The problem is that in some experiments this idea doesn't give the correct
result, so Einstein is wrong here. See the details in
[https://en.wikipedia.org/wiki/EPR_paradox](https://en.wikipedia.org/wiki/EPR_paradox)

Everybody agree that it would be nice that the "hidden variables" theory where
true, but everybody agree that sadly this theory is wrong.

There are plenty of experiments that prove that the hidden variables theory is
wrong. The main idea is to measure some property of two particles far away,
but you need some random generators to choose what to measure. The idea is to
make the random election and the measure very close in time, so the particles
can't communicate and agree about the results. So they must have agree about
the results at the initial point and remember it in hidden variables.

Usualy random generator is a physical system. One of the loopholes is that
perhaps the physical system of one of the random generators may somehow
conspire with the physical system of the other random generator. They may send
some signal to agree, "in three minutes we both will say 1" and so the
particles may somehow know that the random generators will say 1 and agree
only about the result for the measurement for 1. [The problem with the hidden
variables theory appear when you have more than one option.]

This is ridiculously unexpected. If you put in each random generator a
radioactive source, some electric noise, some lava lamp and/or other good
random sources with some additional filtering to ensure that the random is
good, there is absolutely no possibility that they conspire. But the
alternative is that the hidden variables theory is false that is also not
intuitive.

In this experiment they are using the input from humans instead of a "physical
system" as the source of randomness, as if the humans were no physical system
because they are magical and have "free will". The only way to one-up this is
using unicorns because they are more magical and have more free will.
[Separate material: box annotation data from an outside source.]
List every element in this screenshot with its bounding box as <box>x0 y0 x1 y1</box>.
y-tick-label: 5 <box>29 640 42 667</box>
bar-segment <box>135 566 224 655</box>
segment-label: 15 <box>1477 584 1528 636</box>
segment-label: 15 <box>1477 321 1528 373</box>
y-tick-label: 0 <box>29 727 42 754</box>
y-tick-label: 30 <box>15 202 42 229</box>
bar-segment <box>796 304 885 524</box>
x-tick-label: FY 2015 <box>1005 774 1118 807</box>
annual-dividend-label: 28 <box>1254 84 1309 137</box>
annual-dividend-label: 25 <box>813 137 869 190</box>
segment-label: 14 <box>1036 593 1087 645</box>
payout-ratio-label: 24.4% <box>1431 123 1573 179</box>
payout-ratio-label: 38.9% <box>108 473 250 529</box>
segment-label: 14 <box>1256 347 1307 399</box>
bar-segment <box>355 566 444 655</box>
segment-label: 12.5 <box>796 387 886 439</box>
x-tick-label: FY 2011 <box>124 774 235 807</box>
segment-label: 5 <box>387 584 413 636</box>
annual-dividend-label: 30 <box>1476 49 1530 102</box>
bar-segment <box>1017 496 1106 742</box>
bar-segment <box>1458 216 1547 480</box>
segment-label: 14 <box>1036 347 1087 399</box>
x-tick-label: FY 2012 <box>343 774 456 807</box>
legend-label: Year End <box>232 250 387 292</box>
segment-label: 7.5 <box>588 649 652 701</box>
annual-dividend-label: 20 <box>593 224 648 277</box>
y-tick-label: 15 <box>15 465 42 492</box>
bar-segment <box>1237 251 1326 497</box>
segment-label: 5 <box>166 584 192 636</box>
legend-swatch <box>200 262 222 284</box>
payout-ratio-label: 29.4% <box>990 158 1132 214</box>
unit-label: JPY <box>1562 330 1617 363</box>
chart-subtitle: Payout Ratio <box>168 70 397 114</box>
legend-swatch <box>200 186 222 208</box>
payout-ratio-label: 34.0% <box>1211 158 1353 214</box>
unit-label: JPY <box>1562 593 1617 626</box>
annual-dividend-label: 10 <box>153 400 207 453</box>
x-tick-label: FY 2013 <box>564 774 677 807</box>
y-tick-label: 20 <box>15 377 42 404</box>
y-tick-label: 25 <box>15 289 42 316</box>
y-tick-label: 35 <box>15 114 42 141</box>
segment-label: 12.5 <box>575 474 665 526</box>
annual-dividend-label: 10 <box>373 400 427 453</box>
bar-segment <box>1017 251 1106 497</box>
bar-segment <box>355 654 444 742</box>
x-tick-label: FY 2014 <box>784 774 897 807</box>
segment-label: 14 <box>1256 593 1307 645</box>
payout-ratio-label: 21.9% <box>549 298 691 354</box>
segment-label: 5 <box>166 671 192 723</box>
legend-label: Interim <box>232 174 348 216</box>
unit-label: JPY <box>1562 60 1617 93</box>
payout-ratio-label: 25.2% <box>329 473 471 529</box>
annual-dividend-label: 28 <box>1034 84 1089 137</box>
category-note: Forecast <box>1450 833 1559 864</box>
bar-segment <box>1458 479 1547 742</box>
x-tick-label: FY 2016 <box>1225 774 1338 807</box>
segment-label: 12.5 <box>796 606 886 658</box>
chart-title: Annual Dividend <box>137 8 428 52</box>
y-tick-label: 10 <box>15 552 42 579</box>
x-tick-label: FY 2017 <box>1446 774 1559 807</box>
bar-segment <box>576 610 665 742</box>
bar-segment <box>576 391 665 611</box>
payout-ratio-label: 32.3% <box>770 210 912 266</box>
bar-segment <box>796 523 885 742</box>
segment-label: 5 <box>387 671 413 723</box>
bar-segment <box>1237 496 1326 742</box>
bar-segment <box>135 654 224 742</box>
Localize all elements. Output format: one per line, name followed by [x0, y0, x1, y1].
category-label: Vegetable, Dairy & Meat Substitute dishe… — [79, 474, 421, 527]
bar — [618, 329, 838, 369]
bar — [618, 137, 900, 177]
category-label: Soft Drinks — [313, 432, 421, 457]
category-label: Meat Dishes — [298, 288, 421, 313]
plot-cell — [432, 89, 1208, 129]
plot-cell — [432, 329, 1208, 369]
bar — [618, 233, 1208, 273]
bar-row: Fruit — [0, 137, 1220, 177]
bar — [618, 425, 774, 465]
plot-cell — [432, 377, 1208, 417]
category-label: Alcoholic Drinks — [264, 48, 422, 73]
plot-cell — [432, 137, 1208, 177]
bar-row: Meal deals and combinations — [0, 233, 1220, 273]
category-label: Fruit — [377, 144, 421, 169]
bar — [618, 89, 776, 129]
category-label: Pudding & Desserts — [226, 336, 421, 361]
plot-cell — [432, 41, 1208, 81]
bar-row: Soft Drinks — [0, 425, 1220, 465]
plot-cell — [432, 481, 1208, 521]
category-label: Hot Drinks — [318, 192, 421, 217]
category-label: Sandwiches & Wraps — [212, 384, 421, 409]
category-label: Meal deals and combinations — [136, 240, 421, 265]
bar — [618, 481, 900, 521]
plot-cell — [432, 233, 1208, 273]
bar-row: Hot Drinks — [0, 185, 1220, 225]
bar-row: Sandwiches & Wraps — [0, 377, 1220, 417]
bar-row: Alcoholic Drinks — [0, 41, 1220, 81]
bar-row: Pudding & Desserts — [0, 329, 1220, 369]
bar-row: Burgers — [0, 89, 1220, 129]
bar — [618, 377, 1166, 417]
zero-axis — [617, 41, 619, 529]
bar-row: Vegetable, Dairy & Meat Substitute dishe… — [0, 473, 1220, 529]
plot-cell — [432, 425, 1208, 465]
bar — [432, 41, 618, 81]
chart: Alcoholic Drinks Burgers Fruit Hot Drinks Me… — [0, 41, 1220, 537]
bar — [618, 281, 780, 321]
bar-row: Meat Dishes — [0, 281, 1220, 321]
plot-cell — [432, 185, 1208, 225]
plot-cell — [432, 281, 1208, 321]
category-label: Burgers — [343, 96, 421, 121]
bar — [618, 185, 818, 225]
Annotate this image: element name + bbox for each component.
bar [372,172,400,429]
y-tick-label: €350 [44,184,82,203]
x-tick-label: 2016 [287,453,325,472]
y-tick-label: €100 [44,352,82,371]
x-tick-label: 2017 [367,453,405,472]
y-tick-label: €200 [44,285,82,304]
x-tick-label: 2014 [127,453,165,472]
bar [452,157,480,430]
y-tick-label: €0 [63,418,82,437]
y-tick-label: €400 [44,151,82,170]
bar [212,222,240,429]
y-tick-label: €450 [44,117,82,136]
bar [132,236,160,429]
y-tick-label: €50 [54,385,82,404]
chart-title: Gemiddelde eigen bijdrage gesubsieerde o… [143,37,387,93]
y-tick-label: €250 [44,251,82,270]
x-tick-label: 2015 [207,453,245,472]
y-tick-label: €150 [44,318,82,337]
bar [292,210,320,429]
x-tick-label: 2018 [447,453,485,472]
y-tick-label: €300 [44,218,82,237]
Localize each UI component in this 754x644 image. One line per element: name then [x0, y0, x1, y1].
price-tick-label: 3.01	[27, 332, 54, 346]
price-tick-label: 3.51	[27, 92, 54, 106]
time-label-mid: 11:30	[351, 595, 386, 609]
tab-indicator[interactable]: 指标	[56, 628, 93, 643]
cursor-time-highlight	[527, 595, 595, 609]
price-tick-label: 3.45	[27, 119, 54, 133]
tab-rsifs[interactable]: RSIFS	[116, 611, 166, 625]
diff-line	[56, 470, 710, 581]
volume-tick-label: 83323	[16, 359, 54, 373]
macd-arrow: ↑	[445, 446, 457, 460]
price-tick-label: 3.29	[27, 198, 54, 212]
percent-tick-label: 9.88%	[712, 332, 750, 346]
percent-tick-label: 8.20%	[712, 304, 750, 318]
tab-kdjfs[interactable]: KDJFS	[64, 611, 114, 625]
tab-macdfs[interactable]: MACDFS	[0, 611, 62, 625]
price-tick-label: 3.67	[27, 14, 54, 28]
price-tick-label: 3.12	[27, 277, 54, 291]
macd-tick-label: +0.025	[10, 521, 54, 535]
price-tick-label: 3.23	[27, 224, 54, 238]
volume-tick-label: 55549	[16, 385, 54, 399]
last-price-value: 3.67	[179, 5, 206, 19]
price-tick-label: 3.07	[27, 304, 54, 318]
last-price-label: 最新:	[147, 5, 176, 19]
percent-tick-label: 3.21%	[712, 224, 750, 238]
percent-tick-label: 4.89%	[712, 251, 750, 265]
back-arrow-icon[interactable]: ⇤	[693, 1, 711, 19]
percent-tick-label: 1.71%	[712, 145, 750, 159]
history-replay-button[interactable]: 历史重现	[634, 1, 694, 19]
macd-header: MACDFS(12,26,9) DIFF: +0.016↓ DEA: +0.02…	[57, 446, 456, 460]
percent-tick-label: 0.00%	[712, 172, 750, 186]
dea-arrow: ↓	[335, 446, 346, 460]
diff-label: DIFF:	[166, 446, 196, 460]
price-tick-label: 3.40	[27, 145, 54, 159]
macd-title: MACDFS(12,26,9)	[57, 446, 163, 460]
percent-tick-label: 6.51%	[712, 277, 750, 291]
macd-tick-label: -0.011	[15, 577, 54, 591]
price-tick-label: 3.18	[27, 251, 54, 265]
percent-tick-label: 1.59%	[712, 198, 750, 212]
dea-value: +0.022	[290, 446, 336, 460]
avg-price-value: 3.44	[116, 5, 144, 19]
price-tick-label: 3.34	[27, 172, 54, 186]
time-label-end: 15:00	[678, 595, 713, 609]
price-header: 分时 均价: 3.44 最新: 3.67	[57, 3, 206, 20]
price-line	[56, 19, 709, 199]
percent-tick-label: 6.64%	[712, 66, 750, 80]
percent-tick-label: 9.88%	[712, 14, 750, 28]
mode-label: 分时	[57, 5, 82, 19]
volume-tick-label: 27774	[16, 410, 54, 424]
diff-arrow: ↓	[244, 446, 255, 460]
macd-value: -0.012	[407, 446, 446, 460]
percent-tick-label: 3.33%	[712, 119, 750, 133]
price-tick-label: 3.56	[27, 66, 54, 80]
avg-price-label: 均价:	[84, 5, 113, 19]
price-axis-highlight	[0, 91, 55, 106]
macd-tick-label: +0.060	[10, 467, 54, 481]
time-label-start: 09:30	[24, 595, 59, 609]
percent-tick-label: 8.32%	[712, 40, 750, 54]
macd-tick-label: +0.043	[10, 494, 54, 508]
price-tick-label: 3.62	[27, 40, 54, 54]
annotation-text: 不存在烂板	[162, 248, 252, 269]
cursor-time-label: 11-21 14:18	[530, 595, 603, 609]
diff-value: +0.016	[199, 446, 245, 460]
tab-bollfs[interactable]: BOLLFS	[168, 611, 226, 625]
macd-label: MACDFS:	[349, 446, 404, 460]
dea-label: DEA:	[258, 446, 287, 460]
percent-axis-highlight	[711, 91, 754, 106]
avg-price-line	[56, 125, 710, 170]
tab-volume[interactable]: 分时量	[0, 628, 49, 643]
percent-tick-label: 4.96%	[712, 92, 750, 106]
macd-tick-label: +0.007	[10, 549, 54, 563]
Seriously, there are no improvement over the previous work unless you think
that humans are somehow magical. Moreover, even if humans have free will I
don't see how they can ensure that the cell towers, the routers and all the
internet connections don't conspire somehow to add delays to the signal and
errors to make the random generator produce the result that is needed to agree
with the quantum version and break the hidden variable theory. This is
unrealistic and unexpected, but this is similar to the loopholes in more
traditional physical system.